The National Review reported yesterday that the President is expected to offer a vision of an America returning to space. This is supposed to happen somewhere around the 100th anniversary of manned flight, although it could be politicized into the State of the Union address in January.
Very cool — I’m somewhat surprised to hear that Dubya is pondering a return to Luna, though. That just seems awfully forward-thinking, and that’s a trait I don’t give him much credit for.
As with the Soviets in the late 50s, it appears all we need is a race partner — in this case the Chinese — to challenge our dominance in space, and then we begin looking upward again.
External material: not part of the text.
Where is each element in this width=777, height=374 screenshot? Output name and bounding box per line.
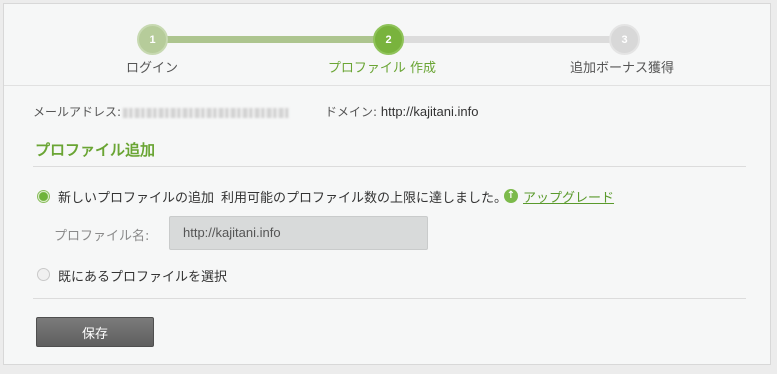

It’s a shame that it takes that kind of nudging to get us looking forward again.
However with the death of the Concorde fleet, the grounding — and maybe mothballing — of the shuttle fleet, and continuing cuts in any program in the US that puts a human above 100,000 feet, I continue to feel like the future is dying before our very eyes.
Aside from the philosphical waxing that goes with this sort of thing, there were two bits of trivia of the article, though, that were intriguing.
The first was that all US astronauts deaths have happened in the same calendar week (from Jan 27 to Feb 1). This leads me to thinking a moratorium on US space launches from about Jan 20 to Feb 10 might be in order…..
The second was that anyone 31 years of age or less has never known a manned lunar landing — they’ve all been born since Apollo 17 left the lunar surface.
Ad astra? Not likely in my lifetime.
Ad luna? It’s happened before, and I’d like to see it again in my lifetime.